Our proposal has become controversial, as to both the questions of
whether our interpretation of ``actual control'' should be changed and
whether our specific proposal will effectively accomplish our
objectives. In addition, as noted, letters sent by members of Congress
have urged the Department not to adopt the proposal without further
discussion. In this particular instance, we have concluded that the
expressions of concern support the concept that more public discussion
of the underlying issues is warranted. By withdrawing the proposal, we
will be free to engage in broad-ranging dialogue without the
constraints of a specific rulemaking proposal.
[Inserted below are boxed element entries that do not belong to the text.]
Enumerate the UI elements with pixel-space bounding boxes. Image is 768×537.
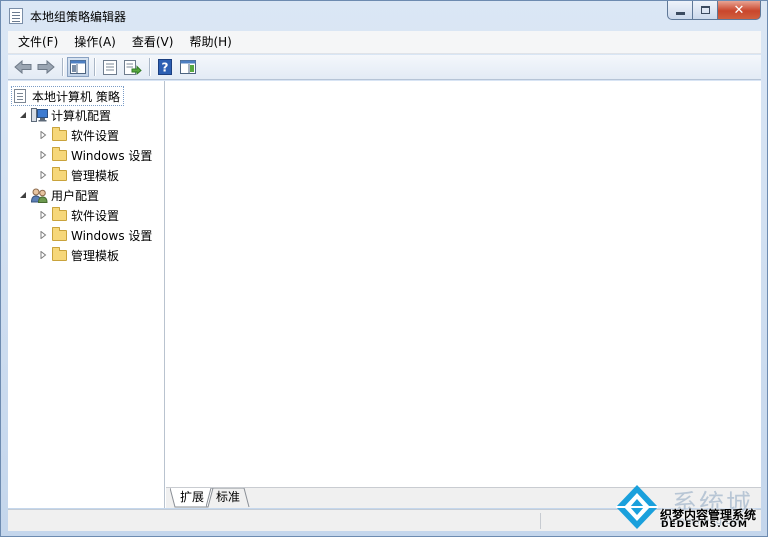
svg-text:?: ? (162, 61, 169, 75)
title-bar[interactable]: 本地组策略编辑器 ✕ (1, 1, 767, 31)
maximize-icon (700, 6, 710, 14)
tree-root-label: 本地计算机 策略 (32, 89, 120, 104)
show-action-pane-icon (180, 60, 196, 74)
content-area: 本地计算机 策略 计算机配置 软件设置 Windows 设置 管理模板 用户配置… (8, 81, 761, 508)
policy-document-icon (9, 8, 23, 24)
folder-icon (51, 227, 67, 243)
show-action-pane-button[interactable] (177, 57, 199, 77)
expanded-arrow-icon[interactable] (17, 109, 29, 121)
windows-logo-icon (616, 485, 658, 529)
tab-extended[interactable]: 扩展 (170, 488, 214, 508)
folder-icon (51, 127, 67, 143)
menu-view[interactable]: 查看(V) (124, 31, 182, 54)
show-hide-tree-button[interactable] (67, 57, 89, 77)
menu-help[interactable]: 帮助(H) (181, 31, 239, 54)
collapsed-arrow-icon[interactable] (37, 209, 49, 221)
tree-item-computer-software-settings[interactable]: 软件设置 (37, 125, 119, 145)
tree-item-computer-windows-settings[interactable]: Windows 设置 (37, 145, 152, 165)
collapsed-arrow-icon[interactable] (37, 169, 49, 181)
menu-bar: 文件(F) 操作(A) 查看(V) 帮助(H) (8, 31, 761, 54)
properties-icon (103, 59, 117, 75)
tree-item-label: 计算机配置 (51, 108, 112, 123)
window-controls: ✕ (667, 1, 761, 20)
collapsed-arrow-icon[interactable] (37, 129, 49, 141)
tab-label: 标准 (216, 490, 241, 504)
collapsed-arrow-icon[interactable] (37, 229, 49, 241)
forward-arrow-icon (37, 60, 55, 74)
expanded-arrow-icon[interactable] (17, 189, 29, 201)
help-icon: ? (158, 59, 172, 75)
toolbar-separator (94, 58, 95, 76)
folder-icon (51, 247, 67, 263)
folder-icon (51, 207, 67, 223)
tree-root[interactable]: 本地计算机 策略 (11, 86, 124, 106)
tree-item-user-config[interactable]: 用户配置 (17, 185, 99, 205)
tree-item-user-windows-settings[interactable]: Windows 设置 (37, 225, 152, 245)
users-icon (30, 187, 48, 203)
show-hide-tree-icon (70, 60, 86, 74)
tree-item-label: 管理模板 (71, 248, 120, 263)
export-list-button[interactable] (122, 57, 144, 77)
window-title: 本地组策略编辑器 (30, 10, 127, 24)
policy-document-icon (12, 88, 28, 104)
forward-button[interactable] (35, 57, 57, 77)
menu-action[interactable]: 操作(A) (66, 31, 124, 54)
tree-item-user-software-settings[interactable]: 软件设置 (37, 205, 119, 225)
collapsed-arrow-icon[interactable] (37, 149, 49, 161)
tree-item-computer-config[interactable]: 计算机配置 (17, 105, 111, 125)
tree-item-user-admin-templates[interactable]: 管理模板 (37, 245, 119, 265)
status-divider (540, 513, 541, 529)
tree-item-label: 软件设置 (71, 208, 120, 223)
tree-item-computer-admin-templates[interactable]: 管理模板 (37, 165, 119, 185)
tree-item-label: 软件设置 (71, 128, 120, 143)
tree-item-label: 用户配置 (51, 188, 100, 203)
folder-icon (51, 147, 67, 163)
tree-item-label: Windows 设置 (71, 228, 153, 243)
tree-pane[interactable]: 本地计算机 策略 计算机配置 软件设置 Windows 设置 管理模板 用户配置… (8, 81, 165, 508)
minimize-icon (675, 11, 685, 15)
close-button[interactable]: ✕ (718, 1, 761, 20)
watermark-line2: DEDECMS.COM (661, 520, 748, 530)
back-button[interactable] (12, 57, 34, 77)
export-list-icon (124, 59, 142, 75)
toolbar: ? (8, 55, 761, 80)
close-icon: ✕ (733, 2, 745, 18)
properties-button[interactable] (99, 57, 121, 77)
computer-icon (31, 107, 48, 123)
back-arrow-icon (14, 60, 32, 74)
toolbar-separator (62, 58, 63, 76)
collapsed-arrow-icon[interactable] (37, 249, 49, 261)
toolbar-separator (149, 58, 150, 76)
tree-item-label: 管理模板 (71, 168, 120, 183)
tab-label: 扩展 (180, 490, 205, 504)
maximize-button[interactable] (693, 1, 718, 20)
tree-item-label: Windows 设置 (71, 148, 153, 163)
menu-file[interactable]: 文件(F) (8, 31, 66, 54)
watermark: 系统城 xitongcheng.com 织梦内容管理系统 DEDECMS.COM (612, 481, 768, 537)
minimize-button[interactable] (667, 1, 693, 20)
detail-pane[interactable]: 扩展 标准 (166, 81, 761, 508)
folder-icon (51, 167, 67, 183)
tab-standard[interactable]: 标准 (206, 488, 250, 508)
window-frame: 本地组策略编辑器 ✕ 文件(F) 操作(A) 查看(V) 帮助(H) ? 本地计… (0, 0, 768, 537)
help-button[interactable]: ? (154, 57, 176, 77)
Rulemaking Analyses and Notices
Regulatory Flexibility Act
The Regulatory Flexibility Act (RFA) (5 U.S.C. 601-612), as amended
by the Small Business Regulatory Enforcement Fairness Act of 1996,
requires federal agencies, as part of each rule, to consider regulatory
alternatives that minimize the impact on small entities while achieving
the objectives of the rulemaking. Because we are withdrawing our
proposal, we are not adopting any final rule requiring a regulatory
flexibility analysis.
Trade Impact Assessments
The Trade Agreement Act of 1979 prohibits federal agencies from
establishing any standards or engaging in related activities that
create unnecessary obstacles to the foreign commerce of the United
States. Legitimate domestic objectives, such as safety, are not
considered unnecessary obstacles. The statute also requires
consideration of international standards and, where appropriate, that
U.S. standards be compatible. The Department has assessed the potential
effect of this withdrawal of the proposed rule and has determined that
it will have no effect on any trade-sensitive activity.
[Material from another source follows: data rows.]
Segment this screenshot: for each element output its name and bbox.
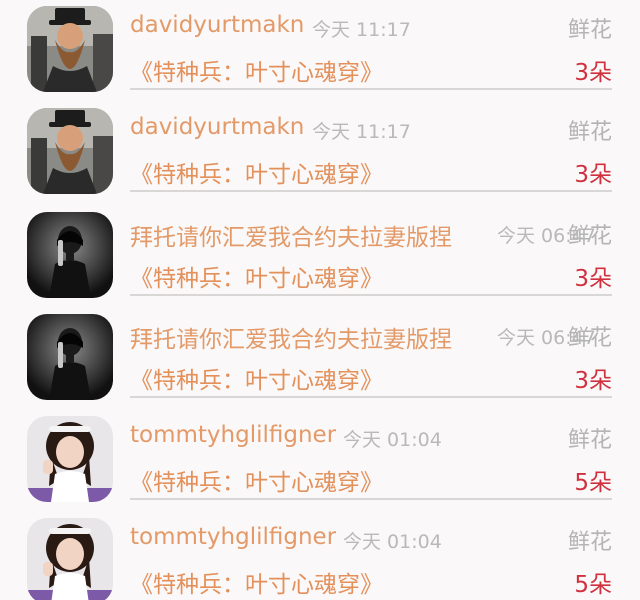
gift-count: 5朵 xyxy=(574,470,612,496)
user-avatar[interactable] xyxy=(27,314,113,400)
username[interactable]: 拜托请你汇爱我合约夫拉妻版捏 xyxy=(130,320,452,354)
book-title-link[interactable]: 《特种兵：叶寸心魂穿》 xyxy=(130,565,383,599)
gift-type-label: 鲜花 xyxy=(567,428,612,453)
gift-type-label: 鲜花 xyxy=(567,18,612,43)
gift-record-row[interactable]: 拜托请你汇爱我合约夫拉妻版捏 今天 06:47 鲜花 《特种兵：叶寸心魂穿》 3… xyxy=(0,206,640,308)
user-avatar[interactable] xyxy=(27,108,113,194)
username[interactable]: davidyurtmakn xyxy=(130,114,304,140)
gift-time: 今天 11:17 xyxy=(312,121,411,143)
gift-record-row[interactable]: davidyurtmakn 今天 11:17 鲜花 《特种兵：叶寸心魂穿》 3朵 xyxy=(0,0,640,102)
book-title-link[interactable]: 《特种兵：叶寸心魂穿》 xyxy=(130,361,383,395)
user-avatar[interactable] xyxy=(27,518,113,600)
row-divider xyxy=(130,88,612,90)
gift-record-row[interactable]: tommtyhglilfigner 今天 01:04 鲜花 《特种兵：叶寸心魂穿… xyxy=(0,410,640,512)
gift-type-label: 鲜花 xyxy=(567,120,612,145)
gift-time: 今天 01:04 xyxy=(343,429,442,451)
gift-count: 3朵 xyxy=(574,60,612,86)
book-title-link[interactable]: 《特种兵：叶寸心魂穿》 xyxy=(130,259,383,293)
smiling-girl-avatar-icon xyxy=(27,416,113,502)
user-avatar[interactable] xyxy=(27,212,113,298)
bearded-man-avatar-icon xyxy=(27,6,113,92)
book-title-link[interactable]: 《特种兵：叶寸心魂穿》 xyxy=(130,155,383,189)
gift-count: 3朵 xyxy=(574,368,612,394)
username[interactable]: tommtyhglilfigner xyxy=(130,422,336,448)
gift-type-label: 鲜花 xyxy=(567,530,612,555)
gift-record-row[interactable]: tommtyhglilfigner 今天 01:04 鲜花 《特种兵：叶寸心魂穿… xyxy=(0,512,640,600)
row-divider xyxy=(130,190,612,192)
sad-girl-avatar-icon xyxy=(27,314,113,400)
username[interactable]: tommtyhglilfigner xyxy=(130,524,336,550)
book-title-link[interactable]: 《特种兵：叶寸心魂穿》 xyxy=(130,53,383,87)
user-avatar[interactable] xyxy=(27,6,113,92)
sad-girl-avatar-icon xyxy=(27,212,113,298)
row-divider xyxy=(130,498,612,500)
bearded-man-avatar-icon xyxy=(27,108,113,194)
username[interactable]: 拜托请你汇爱我合约夫拉妻版捏 xyxy=(130,218,452,252)
gift-count: 3朵 xyxy=(574,162,612,188)
gift-time: 今天 01:04 xyxy=(343,531,442,553)
gift-time: 今天 11:17 xyxy=(312,19,411,41)
row-divider xyxy=(130,396,612,398)
gift-type-label: 鲜花 xyxy=(567,326,612,351)
row-divider xyxy=(130,294,612,296)
gift-record-row[interactable]: davidyurtmakn 今天 11:17 鲜花 《特种兵：叶寸心魂穿》 3朵 xyxy=(0,102,640,204)
gift-record-row[interactable]: 拜托请你汇爱我合约夫拉妻版捏 今天 06:47 鲜花 《特种兵：叶寸心魂穿》 3… xyxy=(0,308,640,410)
gift-type-label: 鲜花 xyxy=(567,224,612,249)
user-avatar[interactable] xyxy=(27,416,113,502)
smiling-girl-avatar-icon xyxy=(27,518,113,600)
gift-count: 3朵 xyxy=(574,266,612,292)
book-title-link[interactable]: 《特种兵：叶寸心魂穿》 xyxy=(130,463,383,497)
gift-record-list: davidyurtmakn 今天 11:17 鲜花 《特种兵：叶寸心魂穿》 3朵… xyxy=(0,0,640,600)
username[interactable]: davidyurtmakn xyxy=(130,12,304,38)
gift-count: 5朵 xyxy=(574,572,612,598)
International Compatibility
In keeping with U.S. obligations under the Convention on
International Civil Aviation, it is the Department's policy to comply
with International Civil Aviation Organization (ICAO) Standards and
Recommended Practices to the maximum extent practicable. The Department
has determined that there are no ICAO Standards and Recommended
Practices that correspond to this withdrawal notice.
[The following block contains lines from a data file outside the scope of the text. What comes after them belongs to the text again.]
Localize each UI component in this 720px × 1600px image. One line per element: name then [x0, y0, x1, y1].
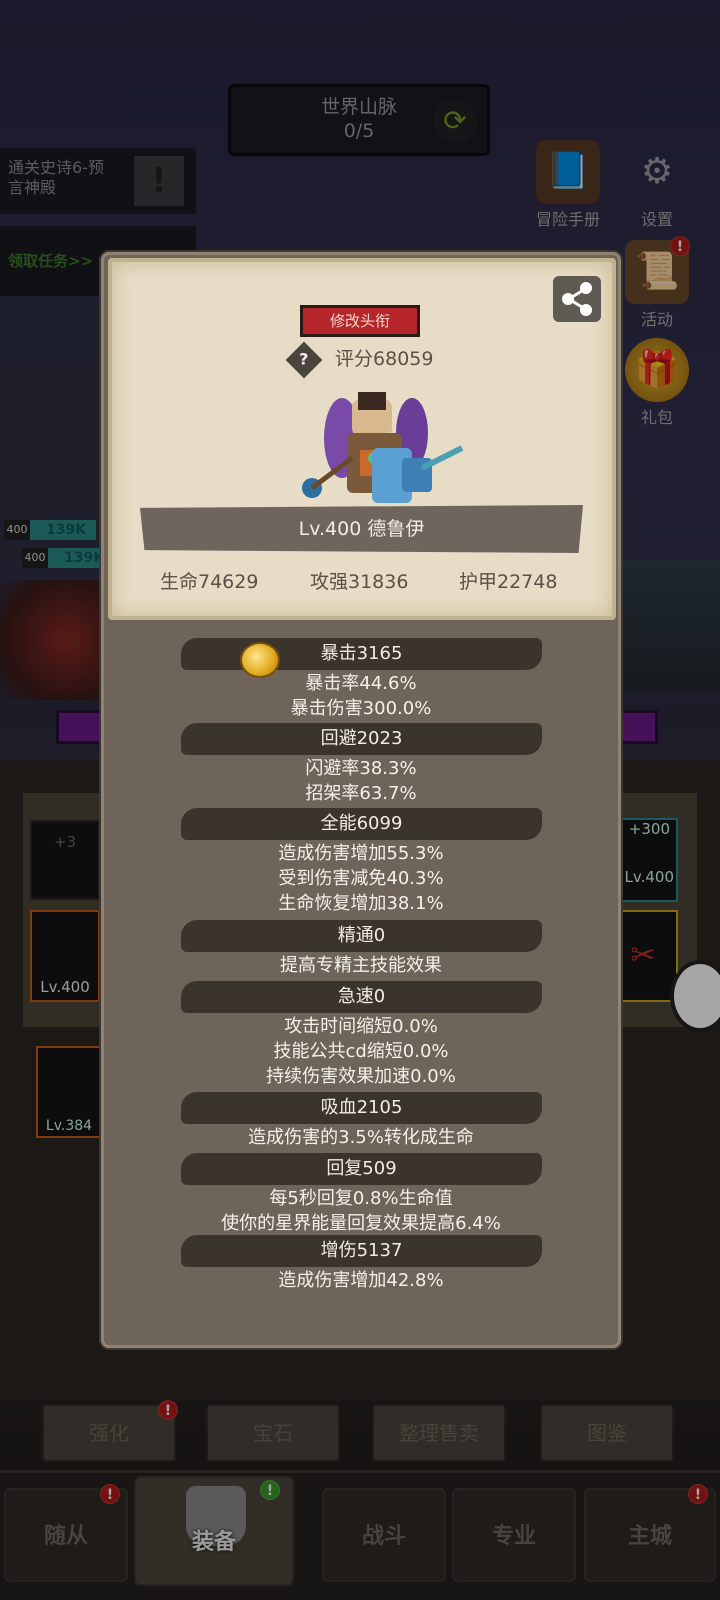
score-row: ? 评分68059: [285, 341, 434, 378]
attack-power-stat: 攻强31836: [310, 571, 409, 593]
stat-line: 持续伤害效果加速0.0%: [266, 1066, 456, 1087]
stat-header-mastery: 精通0: [181, 920, 542, 952]
stat-line: 暴击率44.6%: [305, 673, 417, 694]
stat-line: 受到伤害减免40.3%: [278, 868, 444, 889]
character-name: Lv.400 德鲁伊: [298, 518, 425, 540]
hp-stat: 生命74629: [160, 571, 259, 593]
stat-line: 造成伤害增加55.3%: [278, 843, 444, 864]
stat-header-leech: 吸血2105: [181, 1092, 542, 1124]
share-icon: [562, 282, 592, 316]
stat-line: 技能公共cd缩短0.0%: [273, 1041, 449, 1062]
stat-header-damage-bonus: 增伤5137: [181, 1235, 542, 1267]
stat-line: 造成伤害的3.5%转化成生命: [248, 1127, 474, 1148]
stat-line: 招架率63.7%: [305, 783, 417, 804]
game-screen: 世界山脉 0/5 ⟳ 通关史诗6-预 言神殿 ! 领取任务>> 📘 冒险手册 ⚙…: [0, 0, 720, 1600]
stat-line: 使你的星界能量回复效果提高6.4%: [221, 1213, 501, 1234]
score-text: 评分68059: [335, 348, 434, 370]
stat-line: 造成伤害增加42.8%: [278, 1270, 444, 1291]
stat-header-haste: 急速0: [181, 981, 542, 1013]
stat-line: 每5秒回复0.8%生命值: [269, 1188, 453, 1209]
druid-character-sprite: [302, 392, 464, 503]
edit-title-label: 修改头衔: [329, 312, 390, 330]
armor-stat: 护甲22748: [459, 571, 558, 593]
edit-title-button[interactable]: 修改头衔: [300, 305, 420, 337]
stat-header-crit: 暴击3165: [181, 638, 542, 670]
stat-line: 闪避率38.3%: [305, 758, 417, 779]
stat-header-avoidance: 回避2023: [181, 723, 542, 755]
help-icon[interactable]: ?: [285, 341, 323, 378]
share-button[interactable]: [553, 276, 601, 322]
stat-line: 暴击伤害300.0%: [290, 698, 432, 719]
stat-header-regen: 回复509: [181, 1153, 542, 1185]
stat-line: 提高专精主技能效果: [280, 955, 442, 976]
stat-line: 生命恢复增加38.1%: [278, 893, 444, 914]
stat-header-versatility: 全能6099: [181, 808, 542, 840]
character-name-bar: Lv.400 德鲁伊: [140, 505, 583, 553]
stat-line: 攻击时间缩短0.0%: [284, 1016, 438, 1037]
Unfunded Mandates Reform Act of 1995
The Unfunded Mandates Reform Act of 1955 (the Act) is intended,
among other things, to curb the practice of imposing unfunded Federal
mandates on State, local, and tribal governments. Title II of the Act
requires each Federal agency to prepare a written statement assessing
the effects of any Federal mandate in a proposed or final agency rule
that may result in an expenditure of $100 million or more (adjusted
annually for inflation) in any one year by State, local, and tribal
governments, in the aggregate, or by the private sector; such a mandate
is deemed to be a ``significant regulatory action.'' This withdrawal
notice is not a final or proposed rule. The requirements of Title II of
the Act, therefore, do not apply.
Executive Order 13132, Federalism
This action has been analyzed in accordance with the principles and
criteria contained in Executive Order 13132, dated August 4, 1999 (64
FR 43255). This withdrawal notice does not have a substantial direct
effect on, or significant federalism implications for the States, nor
would it limit the policymaking discretion of the States.
It will not directly preempt any State law or regulation, or impose
burdens on the States. This action will have not a significant effect
on the States' ability to execute traditional State governmental
functions. The agency has therefore determined that this withdrawal
notice does not have sufficient federalism implications to warrant
either the preparation of a federalism summary impact statement or
consultations with State and local governments.
Paperwork Reduction Act
The Paperwork Reduction Act of 1995 (PRA) (44 U.S.C. 3501 et seq.)
requires federal agencies to obtain approval from the Office of
Management and Budget (OMB) for each collection of information they
conduct, sponsor, or require through regulation. Because this is a
withdrawal notice, it will not impose any additional requirements.
Thus, there is no change in the paperwork collection, as it currently
exists.
Issued in Washington, DC on December 5, 2006.
Andrew B. Steinberg,
Assistant Secretary for Aviation and International Affairs.